Speaker
Description
One of the problems with a superconducting magnet is heat leak from the external environment to the inside of the cryogenic devices. In order to suppress the heat leak, the wireless charging has been proposed. Therefore, superconducting diode is expected as a novel rectifying element operating at cryogenic conditions [1]. In our previous study, we reported that YBa2Cu3Oy(YBCO) films grown on PrBa2Cu3Oy (PrBCO) buffer layers showed an asymmetric critical current Ic for current polarity which was enhanced by the small lattice strain [2]. In this study, we investigated the asymmetric Ic of superconducting diodes at various magnetic fields and temperatures, and investigated the optimal operating conditions toward the superconducting magnet applications.

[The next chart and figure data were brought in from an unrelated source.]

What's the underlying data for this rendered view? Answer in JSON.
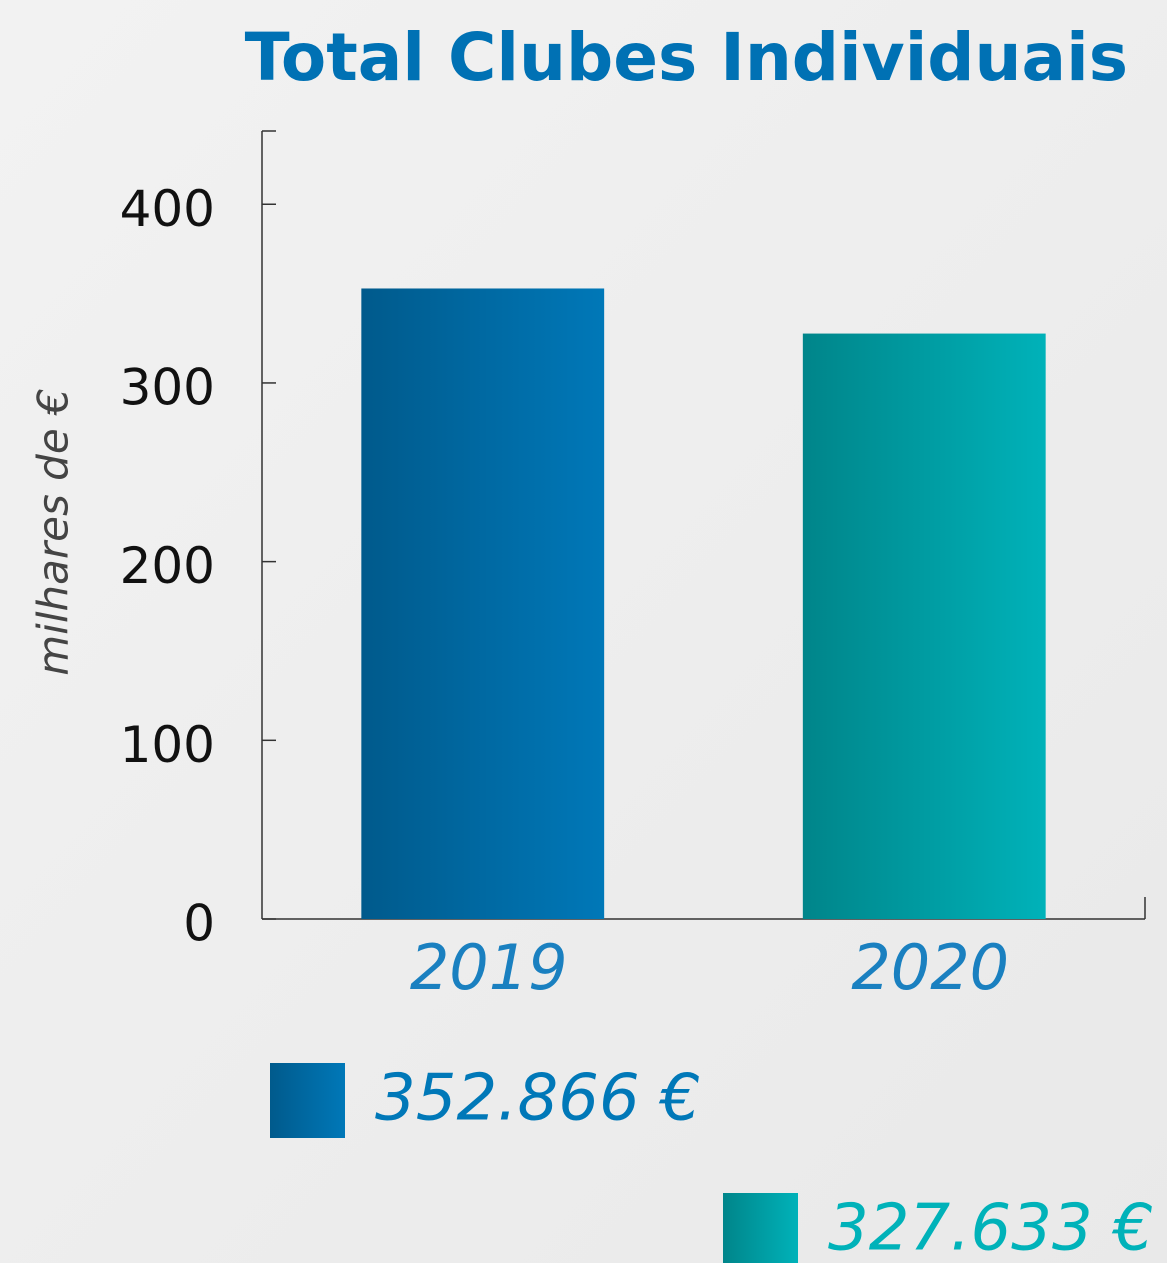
{
  "chart_data": {
    "type": "bar",
    "title": "Total Clubes Individuais",
    "y_label": "milhares de €",
    "categories": [
      "2019",
      "2020"
    ],
    "values": [
      352.866,
      327.633
    ],
    "value_labels": [
      "352.866 €",
      "327.633 €"
    ],
    "colors": [
      [
        "#005a8c",
        "#0078b8"
      ],
      [
        "#00858a",
        "#00b2b9"
      ]
    ],
    "ylim": [
      0,
      441
    ],
    "yticks": [
      0,
      100,
      200,
      300,
      400
    ]
  }
}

The YBCO/PrBCO films were fabricated on IBAD substrates using the pulsed laser deposition method. Current-voltage characteristics including the reverse current were measured at 0-10 T and 10-88 K at High Field Laboratory for Superconducting Materials (HFLSM). The asymmetricity is defined by the ratio of the difference and average of the Ic for different current directions.
The asymmetricity had a peak of the magnetic field dependence at 0.1-0.2T, which is defined as a peak field. The peak field increased as the temperature became lower. It showed a peak of the temperature dependence at 70 K with the maximum value of 105.3 %. We will discuss the optimal operating conditions of the YBCO superconducting diode grown on PrBCO buffer layers toward the wireless power transfer superconducting magnet.
This work was partly supported by JSPS-KAKENHI (20K15217, 20H02682), JST-A-STEP, and NEDO. The metal substrates were provided from Dr. Iijima of Fujikura Ltd. This work was collaboration research with HFLSM in Tohoku University.
Reference
[1] S. A. Harrington et al.: Appl. Phys. Lett. 95, 022518 (2009).
[2] A. Mizuno et al.: Abstracts of ISS conference (2020).